Wir haben festgestellt, daß unsere Zuhörer, die wir bis jetzt eingeladen haben, alle über einen soliden Grundstock verfügen. Es kommt niemand, der von unserer Warte aus gesehen, überhaupt keine Ahnung hat.

- Selektieren Sie vorher, um eine homogene Gruppe zu erreichen?

Nein. Wir haben das zwar mal gemacht, sind aber dann gebeten worden, wir sollten doch nicht so engherzig sein. Und zwar deshalb, weil hin und wieder Teilnehmer aus der höheren Hierarchie kommen, die sich bislang noch nicht mit dem Datenschutzgesetz befaßt hatten und die sich doch auch informieren wollen. Bei denen wäre es nicht angebracht, auf intime Kenntnisse im BDSG-Komplex zu bestehen. Deshalb haben wir das wieder sein lassen, homogene Teilnehmergruppen durch gezielte Einladungen zu erreichen.
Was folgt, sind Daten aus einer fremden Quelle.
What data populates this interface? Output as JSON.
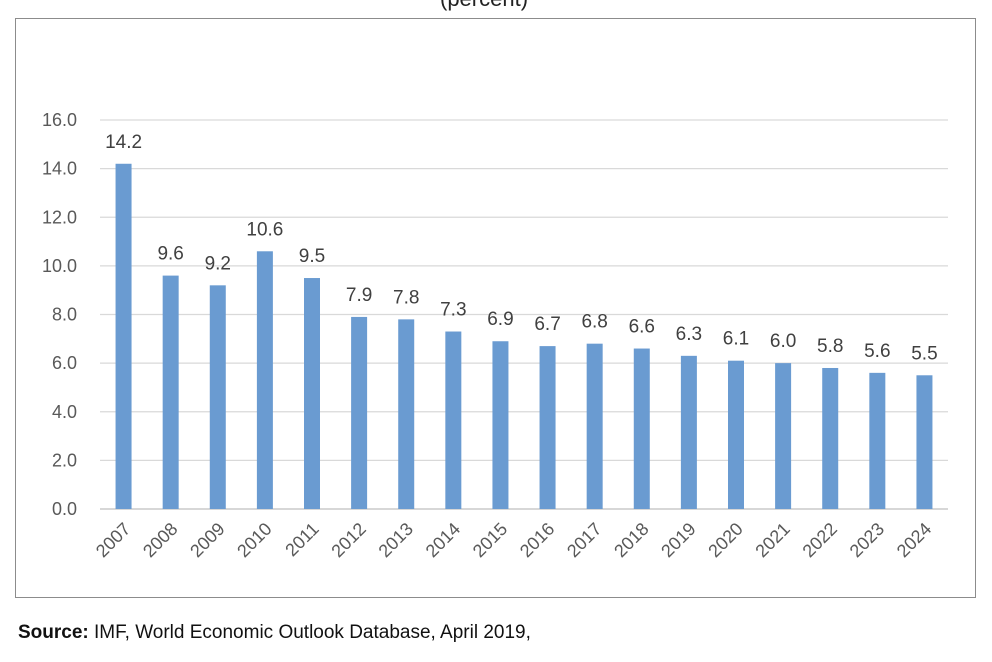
{
  "title_fragment": "(percent)",
  "source": {
    "label": "Source:",
    "text": " IMF, World Economic Outlook Database, April 2019,"
  },
  "colors": {
    "bar": "#6a9bd1",
    "grid": "#d9d9d9",
    "axis": "#bfbfbf",
    "text": "#595959"
  },
  "chart_data": {
    "type": "bar",
    "title": "",
    "xlabel": "",
    "ylabel": "",
    "ylim": [
      0,
      16
    ],
    "yticks": [
      "0.0",
      "2.0",
      "4.0",
      "6.0",
      "8.0",
      "10.0",
      "12.0",
      "14.0",
      "16.0"
    ],
    "grid": true,
    "categories": [
      "2007",
      "2008",
      "2009",
      "2010",
      "2011",
      "2012",
      "2013",
      "2014",
      "2015",
      "2016",
      "2017",
      "2018",
      "2019",
      "2020",
      "2021",
      "2022",
      "2023",
      "2024"
    ],
    "values": [
      14.2,
      9.6,
      9.2,
      10.6,
      9.5,
      7.9,
      7.8,
      7.3,
      6.9,
      6.7,
      6.8,
      6.6,
      6.3,
      6.1,
      6.0,
      5.8,
      5.6,
      5.5
    ],
    "value_labels": [
      "14.2",
      "9.6",
      "9.2",
      "10.6",
      "9.5",
      "7.9",
      "7.8",
      "7.3",
      "6.9",
      "6.7",
      "6.8",
      "6.6",
      "6.3",
      "6.1",
      "6.0",
      "5.8",
      "5.6",
      "5.5"
    ]
  }
}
- Erweist sich die Inhomogenität der Gruppe als Nachteil?

Wir können an den Fragen, die uns gestellt werden feststellen: Die sind alle im Bild, die wissen alle Bescheid. Aber: Sie sind unsicher hinsichtlich verschiedener Probleme. Und zwar verunsichert durch Veröffentlichungen von Leuten, die mehr Unheil stiften als sie gutmachen.

- Sie sind selbst Jurist: Halten Sie denn das Gesetz in der vorliegenden Form für geglückt oder sind die nunmehr auftauchenden Definitions- und Auslegungs-Schwierigkeiten nicht doch als Folge dehnbarer, ungenauer Formulierungen zu sehen?

Man muß den Schöpfern des Gesetzes Gerechtigkeit widerfahren lassen: Hier ist absolutes Neuland betreten worden. Es gab überhaupt kein Vorbild auf der ganzen Welt, das als Beispiel hätte dienen. können. Und sicherlich sind furchtbar viele Strömungen von allen Seiten gekommen, nachdem der Referentenentwurf vorlag, so daß das Gesetz ein wahres Kompromiß-Gebilde geworden ist. Und nun sind von der einen Seite die EDV-Spezialisten und von der anderen Seite die Juristen am Werk. Die sprechen ja weiß Gott keine gemeinsame Sprache. Was ist passiert: Hat's der eine endlich verstanden, hat's der andere mißverstanden. Jetzt haben wir das Gesetz und jetzt müßten in der Übergangszeit die EDV-Leute erstmals den Juristen zuhören.

- Das gibt aber noch keine Garantie dafür, daß der EDV-Mann von der Front den Vortrag des Rechtsgelehrten als brauchbar einstuft. Da die Sprach- und Verständigungsschwierigkeiten offensichtlich sind, wird er den Vortrag eher als Fachchinesisch ablehnen.

Das sehen wir auch. Wir wollen deshalb in einer zweitägigen Klausurtagung gerade diese Probleme lösen und zum Abschluß bringen. In einem Schulungsheim, völlig unbeeinflußt von draußen, sollen sich Juristen und EDV-Spezialisten zusammensetzen und diese Frage der unterschiedlichen Auslegung, der oft konträren Sinngehalte, in eine gemeinsame verständliche Sprache fassen. Das Ergebnis dieser Klausurtagung soll dann veröffentlicht werden. Jedenfalls glauben wir, daß das, was nach der Klausur herauskommt, keinen falschen Akzent trägt.